We need to realize what we lost and find a way to restore sanity to our airwaves, while eliminating the legal hammer the Fairness Doctrine unwittingly created. Challenging licenses of stations that do not serve the public interest is one place to start, although the FCC has historically ignored those challenges.
I will soon be announcing a license challenge which I think people can rally around.

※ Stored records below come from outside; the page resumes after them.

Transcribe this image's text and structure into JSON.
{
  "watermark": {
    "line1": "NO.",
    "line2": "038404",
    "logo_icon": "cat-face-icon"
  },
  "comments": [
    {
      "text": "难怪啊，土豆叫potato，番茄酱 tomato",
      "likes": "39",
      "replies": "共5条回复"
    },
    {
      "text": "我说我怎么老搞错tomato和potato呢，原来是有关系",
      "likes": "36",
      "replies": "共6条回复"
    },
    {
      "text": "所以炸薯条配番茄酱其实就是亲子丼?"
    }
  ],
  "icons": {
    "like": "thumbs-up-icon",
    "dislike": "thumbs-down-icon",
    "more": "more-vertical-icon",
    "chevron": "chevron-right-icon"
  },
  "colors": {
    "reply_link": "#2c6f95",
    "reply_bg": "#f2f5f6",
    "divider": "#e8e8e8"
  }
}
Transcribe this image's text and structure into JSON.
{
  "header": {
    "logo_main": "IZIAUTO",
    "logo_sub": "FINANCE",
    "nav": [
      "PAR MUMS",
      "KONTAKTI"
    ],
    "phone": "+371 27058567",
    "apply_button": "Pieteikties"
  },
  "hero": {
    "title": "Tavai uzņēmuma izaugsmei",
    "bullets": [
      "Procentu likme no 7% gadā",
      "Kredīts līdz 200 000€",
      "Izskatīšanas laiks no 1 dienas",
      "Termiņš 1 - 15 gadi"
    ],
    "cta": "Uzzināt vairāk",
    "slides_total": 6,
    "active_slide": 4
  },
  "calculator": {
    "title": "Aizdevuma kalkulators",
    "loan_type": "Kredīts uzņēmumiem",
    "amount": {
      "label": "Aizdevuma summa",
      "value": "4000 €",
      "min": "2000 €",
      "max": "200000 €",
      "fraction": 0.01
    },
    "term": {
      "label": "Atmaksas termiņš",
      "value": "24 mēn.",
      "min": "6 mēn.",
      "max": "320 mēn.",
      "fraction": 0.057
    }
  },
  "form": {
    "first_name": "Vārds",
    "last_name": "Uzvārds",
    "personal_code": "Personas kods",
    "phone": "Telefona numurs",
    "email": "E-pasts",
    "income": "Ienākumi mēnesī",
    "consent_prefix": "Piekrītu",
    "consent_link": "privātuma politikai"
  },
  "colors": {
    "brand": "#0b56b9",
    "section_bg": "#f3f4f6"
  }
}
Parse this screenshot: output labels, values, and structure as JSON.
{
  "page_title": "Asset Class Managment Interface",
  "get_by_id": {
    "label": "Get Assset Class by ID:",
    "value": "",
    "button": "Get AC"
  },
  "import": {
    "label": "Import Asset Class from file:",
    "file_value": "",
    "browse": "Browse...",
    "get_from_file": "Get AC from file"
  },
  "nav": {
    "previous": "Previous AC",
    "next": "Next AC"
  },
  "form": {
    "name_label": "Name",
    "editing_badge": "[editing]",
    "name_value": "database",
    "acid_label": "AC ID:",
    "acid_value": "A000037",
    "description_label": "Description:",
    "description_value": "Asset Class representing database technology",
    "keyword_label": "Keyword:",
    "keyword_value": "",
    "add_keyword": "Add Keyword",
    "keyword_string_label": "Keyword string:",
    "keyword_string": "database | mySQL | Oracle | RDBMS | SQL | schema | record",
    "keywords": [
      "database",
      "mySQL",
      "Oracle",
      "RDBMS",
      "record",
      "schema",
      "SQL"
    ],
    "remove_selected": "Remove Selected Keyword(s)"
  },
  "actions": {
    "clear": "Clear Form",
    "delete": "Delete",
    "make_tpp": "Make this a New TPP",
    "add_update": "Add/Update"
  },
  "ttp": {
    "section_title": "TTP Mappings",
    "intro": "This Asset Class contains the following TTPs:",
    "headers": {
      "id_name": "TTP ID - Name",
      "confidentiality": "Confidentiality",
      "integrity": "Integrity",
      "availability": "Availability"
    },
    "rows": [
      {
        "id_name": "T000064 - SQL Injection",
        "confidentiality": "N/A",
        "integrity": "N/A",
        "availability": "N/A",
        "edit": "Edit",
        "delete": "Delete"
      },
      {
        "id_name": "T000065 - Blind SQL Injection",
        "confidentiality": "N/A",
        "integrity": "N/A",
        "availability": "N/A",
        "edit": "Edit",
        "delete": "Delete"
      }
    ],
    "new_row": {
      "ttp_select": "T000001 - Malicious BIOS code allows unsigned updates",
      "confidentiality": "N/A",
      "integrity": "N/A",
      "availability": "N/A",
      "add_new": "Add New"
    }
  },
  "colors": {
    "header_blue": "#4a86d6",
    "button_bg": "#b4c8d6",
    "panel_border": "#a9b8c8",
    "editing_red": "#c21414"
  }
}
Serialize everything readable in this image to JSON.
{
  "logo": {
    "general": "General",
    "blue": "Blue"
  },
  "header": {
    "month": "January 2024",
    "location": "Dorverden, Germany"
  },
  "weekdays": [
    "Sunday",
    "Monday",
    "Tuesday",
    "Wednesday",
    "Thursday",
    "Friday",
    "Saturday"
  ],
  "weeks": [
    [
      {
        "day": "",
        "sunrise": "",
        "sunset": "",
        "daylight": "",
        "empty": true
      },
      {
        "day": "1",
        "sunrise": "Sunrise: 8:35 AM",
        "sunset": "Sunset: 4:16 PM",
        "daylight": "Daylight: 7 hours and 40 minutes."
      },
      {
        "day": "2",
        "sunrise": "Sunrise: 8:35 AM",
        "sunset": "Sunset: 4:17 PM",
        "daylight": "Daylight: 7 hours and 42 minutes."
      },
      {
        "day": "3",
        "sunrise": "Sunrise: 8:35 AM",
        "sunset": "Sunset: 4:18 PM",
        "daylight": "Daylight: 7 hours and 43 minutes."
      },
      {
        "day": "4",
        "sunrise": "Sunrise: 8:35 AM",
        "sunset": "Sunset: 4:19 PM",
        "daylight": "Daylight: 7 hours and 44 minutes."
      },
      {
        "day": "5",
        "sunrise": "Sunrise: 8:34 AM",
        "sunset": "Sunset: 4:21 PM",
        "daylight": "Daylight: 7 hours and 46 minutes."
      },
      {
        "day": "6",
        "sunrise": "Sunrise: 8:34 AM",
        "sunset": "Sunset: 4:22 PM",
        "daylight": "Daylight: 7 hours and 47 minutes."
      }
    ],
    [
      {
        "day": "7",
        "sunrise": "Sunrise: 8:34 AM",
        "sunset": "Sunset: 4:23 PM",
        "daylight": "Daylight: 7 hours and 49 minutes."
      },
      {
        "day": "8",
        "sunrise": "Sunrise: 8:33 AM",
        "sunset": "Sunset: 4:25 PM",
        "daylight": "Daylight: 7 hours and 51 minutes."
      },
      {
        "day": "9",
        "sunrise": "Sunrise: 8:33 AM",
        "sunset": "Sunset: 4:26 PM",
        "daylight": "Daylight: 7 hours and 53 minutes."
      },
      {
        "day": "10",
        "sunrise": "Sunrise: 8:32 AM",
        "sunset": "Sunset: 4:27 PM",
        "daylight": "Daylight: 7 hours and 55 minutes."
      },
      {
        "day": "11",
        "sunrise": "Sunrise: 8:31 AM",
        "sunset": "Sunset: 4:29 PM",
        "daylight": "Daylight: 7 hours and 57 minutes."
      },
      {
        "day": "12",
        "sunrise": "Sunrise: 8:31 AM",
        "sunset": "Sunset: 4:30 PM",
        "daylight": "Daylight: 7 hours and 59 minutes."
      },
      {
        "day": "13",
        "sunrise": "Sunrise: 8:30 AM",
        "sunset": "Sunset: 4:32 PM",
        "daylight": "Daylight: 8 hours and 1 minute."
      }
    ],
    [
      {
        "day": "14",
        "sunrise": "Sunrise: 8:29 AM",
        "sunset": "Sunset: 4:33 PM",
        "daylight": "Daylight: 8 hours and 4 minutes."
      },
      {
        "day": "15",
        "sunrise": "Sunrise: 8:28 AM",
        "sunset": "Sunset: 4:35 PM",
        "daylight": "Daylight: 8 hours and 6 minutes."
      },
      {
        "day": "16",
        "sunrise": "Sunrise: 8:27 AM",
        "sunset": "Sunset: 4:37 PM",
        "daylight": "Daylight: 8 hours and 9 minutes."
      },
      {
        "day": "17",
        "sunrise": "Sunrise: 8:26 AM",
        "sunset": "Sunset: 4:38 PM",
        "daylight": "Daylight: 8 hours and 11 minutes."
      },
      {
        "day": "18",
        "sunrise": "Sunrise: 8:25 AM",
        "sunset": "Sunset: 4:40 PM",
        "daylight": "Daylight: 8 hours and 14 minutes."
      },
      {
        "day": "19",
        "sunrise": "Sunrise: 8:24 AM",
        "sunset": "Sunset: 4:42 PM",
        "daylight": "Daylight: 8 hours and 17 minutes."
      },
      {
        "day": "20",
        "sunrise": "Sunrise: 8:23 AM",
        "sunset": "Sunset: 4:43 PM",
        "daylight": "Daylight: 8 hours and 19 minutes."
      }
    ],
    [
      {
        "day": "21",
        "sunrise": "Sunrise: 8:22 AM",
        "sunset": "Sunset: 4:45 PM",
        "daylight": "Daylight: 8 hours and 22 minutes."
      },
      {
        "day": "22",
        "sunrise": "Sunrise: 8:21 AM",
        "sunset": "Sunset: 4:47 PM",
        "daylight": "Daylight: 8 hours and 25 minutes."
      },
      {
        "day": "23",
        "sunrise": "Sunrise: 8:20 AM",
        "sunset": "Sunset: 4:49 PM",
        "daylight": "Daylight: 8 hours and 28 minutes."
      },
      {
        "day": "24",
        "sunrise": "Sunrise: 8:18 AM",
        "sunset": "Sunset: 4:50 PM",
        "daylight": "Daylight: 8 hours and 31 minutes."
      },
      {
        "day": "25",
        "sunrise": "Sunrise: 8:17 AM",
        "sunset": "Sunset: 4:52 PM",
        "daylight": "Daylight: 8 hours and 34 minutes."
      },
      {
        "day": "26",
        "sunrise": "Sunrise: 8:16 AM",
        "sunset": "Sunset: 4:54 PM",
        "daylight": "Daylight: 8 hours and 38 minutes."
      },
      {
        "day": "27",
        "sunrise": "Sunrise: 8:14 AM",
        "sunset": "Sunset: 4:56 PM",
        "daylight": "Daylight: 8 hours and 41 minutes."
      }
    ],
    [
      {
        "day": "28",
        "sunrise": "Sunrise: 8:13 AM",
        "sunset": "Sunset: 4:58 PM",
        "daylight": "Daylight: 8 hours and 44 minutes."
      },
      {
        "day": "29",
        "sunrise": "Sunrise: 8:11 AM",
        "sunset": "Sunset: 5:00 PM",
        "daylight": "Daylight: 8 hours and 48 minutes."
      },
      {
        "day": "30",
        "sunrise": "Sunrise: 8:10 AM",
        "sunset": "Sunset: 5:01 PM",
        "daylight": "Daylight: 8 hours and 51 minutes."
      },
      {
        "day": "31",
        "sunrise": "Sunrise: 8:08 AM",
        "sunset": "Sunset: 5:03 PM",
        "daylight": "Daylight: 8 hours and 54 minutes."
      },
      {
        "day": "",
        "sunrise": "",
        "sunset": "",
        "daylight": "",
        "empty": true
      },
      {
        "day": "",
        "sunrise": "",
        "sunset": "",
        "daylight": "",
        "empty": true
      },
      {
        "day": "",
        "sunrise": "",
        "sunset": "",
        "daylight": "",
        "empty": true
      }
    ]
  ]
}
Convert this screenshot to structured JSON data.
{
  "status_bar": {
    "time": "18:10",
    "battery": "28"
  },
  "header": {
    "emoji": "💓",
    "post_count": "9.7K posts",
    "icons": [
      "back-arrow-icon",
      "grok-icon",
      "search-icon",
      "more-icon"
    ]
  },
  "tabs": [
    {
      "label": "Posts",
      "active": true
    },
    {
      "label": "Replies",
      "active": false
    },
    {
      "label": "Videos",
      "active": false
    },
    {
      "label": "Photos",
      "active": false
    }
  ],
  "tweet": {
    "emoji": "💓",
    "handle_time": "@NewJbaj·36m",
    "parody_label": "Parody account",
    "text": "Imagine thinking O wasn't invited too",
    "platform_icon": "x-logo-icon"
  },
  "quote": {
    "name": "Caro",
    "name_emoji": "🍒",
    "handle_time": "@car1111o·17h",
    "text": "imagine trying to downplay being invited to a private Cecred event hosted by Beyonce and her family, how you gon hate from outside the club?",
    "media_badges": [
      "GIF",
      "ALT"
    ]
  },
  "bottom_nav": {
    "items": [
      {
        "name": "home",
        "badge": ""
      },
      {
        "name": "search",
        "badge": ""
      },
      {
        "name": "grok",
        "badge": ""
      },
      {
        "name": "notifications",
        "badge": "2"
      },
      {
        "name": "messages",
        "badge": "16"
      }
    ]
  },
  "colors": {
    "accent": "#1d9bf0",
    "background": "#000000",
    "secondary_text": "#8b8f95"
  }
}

I will use it as a publicity tool to embarrass the FCC Media Bureau into action. More on that later.
Speaking of politicians, media ads and money, how does the recent Supreme Court decision on corporate campaign donations affect the state of our media? I'm almost afraid to ask how much worse things can get.
With the Citizens United decision, we can expect so much more corporate money to funnel into a system that is already pro-corporate. And the great fear is multi-national money will influence our elections.
Lawrence Lessig is proposing the following Constitutional Amendment: Nothing in this Constitution shall be construed to restrict the power to limit, though not to ban, campaign expenditures of non-citizens of the United States during the last 60 days before an election.
The idea here is that while corporations may enjoy personhood, they are not citizens of the U.S. I respect Lessig so much, I think this is a keen idea. But it will take years for it to happen. Unless the FCC suddenly has a change of heart on the Fairness Doctrine, we're going to have some ugly elections for awhile.
Sigh. As if elections haven't been ugly enough up to now. What kind of response has your film gotten so far?